Comment by redman25

2 years ago

I worked for a publisher for about 10 years as a typesetter and ebook developer. There are a lot of things about the publishing industry that are antiquated, especially for non-technical publishing companies. Unfortunately it's a low margin business.

Most authors are only familiar with Microsoft Word, so on the front end you often have to take a messily styled Word document and manually caress it into a structured document that can be used for ebooks and print.

For print, a majority of non-technical publishers use Adobe InDesign and/or InCopy. Editors edit manuscripts in InCopy and typesetters style documents for print. PDFs are generally exported and sent to printers via FTP.

For ebooks, every publisher seems to have their own bespoke system. You _can_ export books in epub format from InDesign but the process for getting a clean ebook is difficult to say the least since InDesign was primarily designed for print publications. Generally, you end up structuring books for the lowest common denominator of ebook platform (epub, kindle, etc.) unless you are creating something like a children's book or a poetry book where you might do something more custom.

Many publishers use ebook distribution platforms where you upload epub, mobi, cover images via FTP. They use an XML standard called ONIX for distributing metadata that's unique to say the least...

I oversee ebook production for a university press publisher, and indeed, our typesetters have to do some pre-processing of our authors' Word files before typesetting (we do all editing and copyediting in Word), and then post-processing of the Indesign output to get acceptable ebook files. There are some plugins that will help. Indesign, left to its own devices, will give you garbage.

Our sales vendors all check the files with epubcheck. If it doesn't pass, they'll bounce it.

> You _can_ export books in epub format from InDesign but the process for getting a clean ebook is difficult to say the least since InDesign was primarily designed for print publications.

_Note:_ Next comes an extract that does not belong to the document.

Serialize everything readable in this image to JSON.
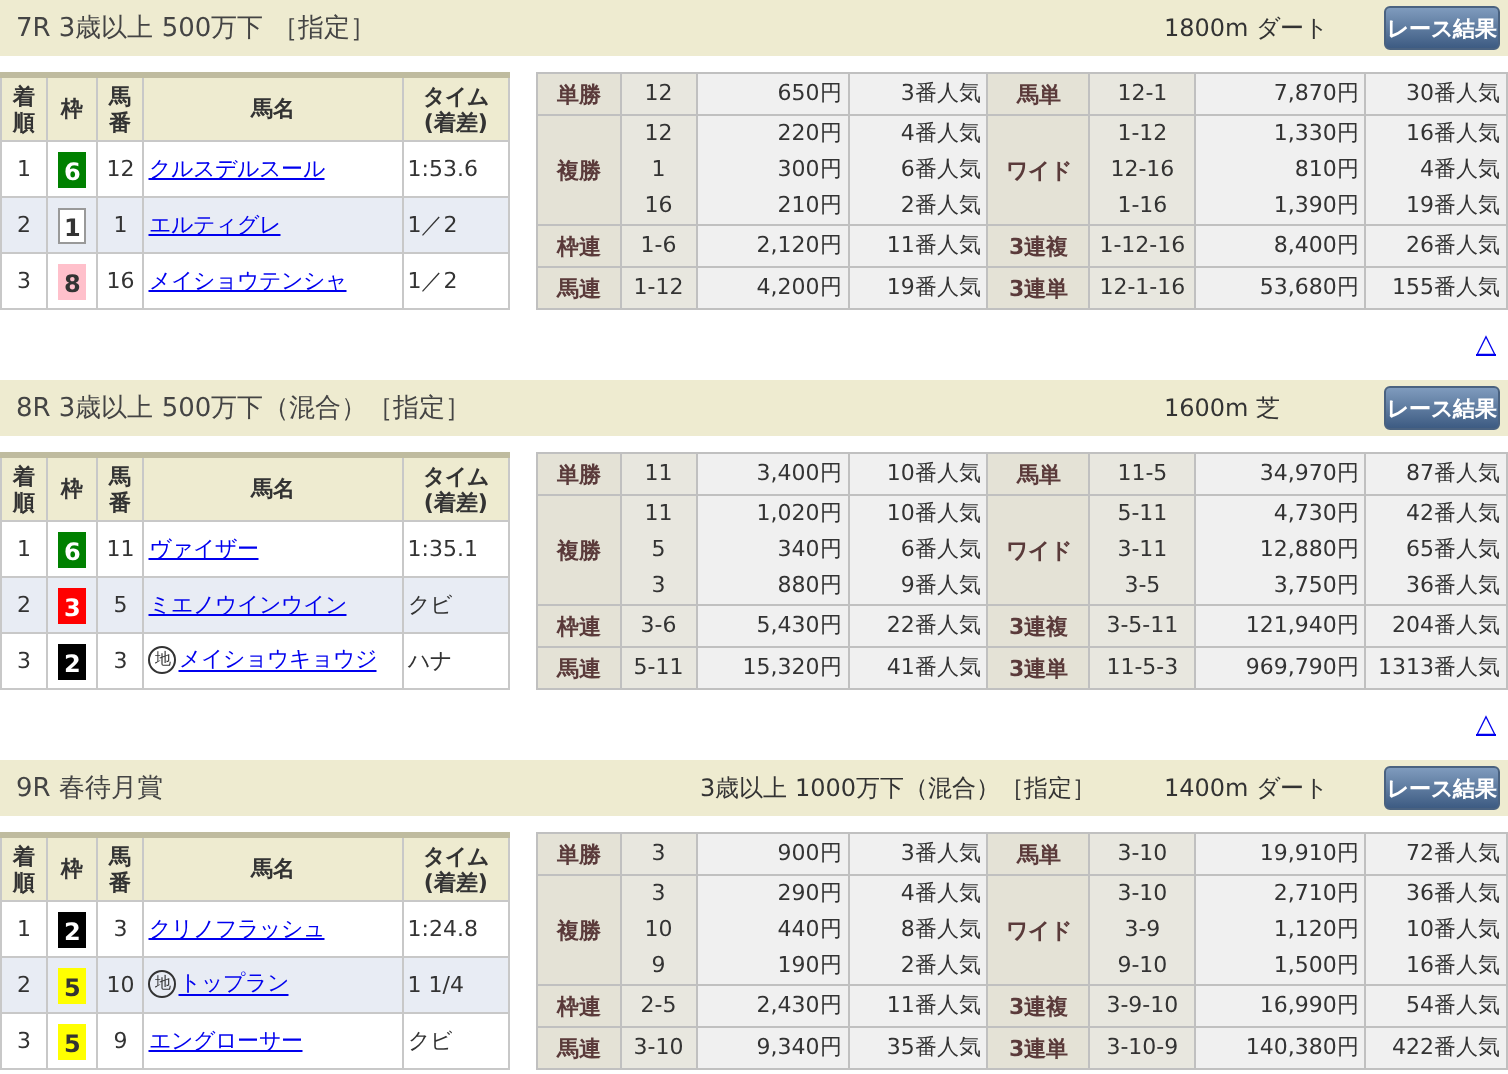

I wonder if that's why so many, and even relatively new, ePubs feel a lot like poorly OCRed PDFs?

It generally seems like most publishers and I have opposite goals when it comes to ePubs: They want them to look and feel as much like the physical book as possible (by including custom fonts, applying custom margins/padding etc.), while I want absolutely none of that.

It's frustrating having to fight the publisher to get something readable on a small display or non-Kindle ePub reader, and I don't even want to get started on dark mode...

  • There are two kinds of epub layouts, reflowable (the good kind) and fixed-page (the badly OCR'd feeling kind). Most print designers who don't follow best practices in turn don't do the work required to make InDesign output reflowable epubs.

Reflowable epubs in InDesign require discipline that a lot of print designers (and even some full-time typesetters) lack. You have to use a single content flow (all text must be linked between text frames in one unbroken flow), any images and sidebars must be anchored in that flow (you can't just freely place them on the page), and you have to consistently use paragraph and character stylesheets (i.e. you can't just ctrl-B embolden text, etc., you have to create/use a "Bold" character sheet).

It's hard to call that "difficult" because those are already best practices for print, but they aren't intuitive to most people and InDesign doesn't make it easy to track how much of this you're doing correctly or flag which parts you've done wrong.

FWIW I’ve published a few of my own books. I write them in latex to get perfect print ready pdfs, then pan doc gives me flawless epub files, all from the same source.

It works really well

This is extremely helpful information [0]. Thank you.

[0] I'm currently working on a new language for writing books.

Is noone using Apple‘s Pages app? I hear it‘s decent for creating EPUB files.